Giorgio Agamben on Democracy



“Is it meaningful to call oneself a democrat? And if so, how do you interpret the word?”

In the recently published Democracy in What State? , a group of iconic and iconoclastic thinkers responded to the above question. This timely critique of democracy and the current state of world politics includes contributions from Giorgio Agamben, Alain Badiou, Daniel Daniel Bensaid, Wendy Brown, Jean-Luc Nancy, Jacques Rancière, Kristin Ross, and Slavoj Zizek.

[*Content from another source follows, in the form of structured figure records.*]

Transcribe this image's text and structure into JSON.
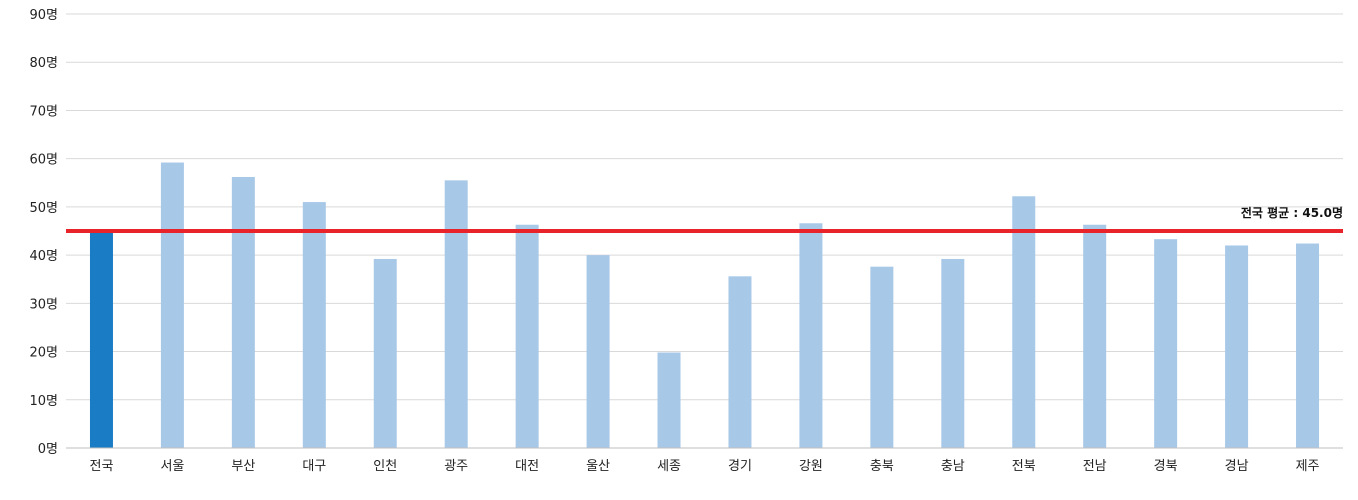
{
  "chart_data": {
    "type": "bar",
    "categories": [
      "전국",
      "서울",
      "부산",
      "대구",
      "인천",
      "광주",
      "대전",
      "울산",
      "세종",
      "경기",
      "강원",
      "충북",
      "충남",
      "전북",
      "전남",
      "경북",
      "경남",
      "제주"
    ],
    "values": [
      45.0,
      59.2,
      56.2,
      51.0,
      39.2,
      55.5,
      46.3,
      40.0,
      19.8,
      35.6,
      46.6,
      37.6,
      39.2,
      52.2,
      46.3,
      43.3,
      42.0,
      42.4
    ],
    "y_ticks": [
      "0명",
      "10명",
      "20명",
      "30명",
      "40명",
      "50명",
      "60명",
      "70명",
      "80명",
      "90명"
    ],
    "ylim": [
      0,
      90
    ],
    "grid": true,
    "highlight_category": "전국",
    "average": {
      "value": 45.0,
      "label": "전국 평균 : 45.0명"
    },
    "colors": {
      "highlight_bar": "#1a7cc4",
      "bar": "#a8c8e8",
      "average_line": "#e8232a",
      "grid": "#d9d9d9",
      "axis": "#bfbfbf"
    }
  }
}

Over the next few days, we will post excerpts from some of the respondents. First up is an excerpt from Giorgio Agamben’s essay “Introductory Note on the Concept of Democracy”:

Today we behold the overwhelming preponderance of the government and the economy over anything you could call popular sovereignty—an expression by now drained of all meaning. Western democracies are perhaps paying the price for a philosophical heritage they haven’t bothered to take a close look at in a long time. To think of government as simple executive power is a mistake and one of the most consequential errors ever made in the history of Western politics. It explains why modern political thought wanders off into empty abstractions like law, the general will, and popular sovereignty while entirely failing to address the central question of government and its articulation as Rousseau would say, to the sovereign of locus of sovereignty. In a recent book I tried to show that the central mystery of politics is not sovereignty but government; not God but his angels; not the king but his minister; not the law but the police—or rather the governmental machine they form and propel.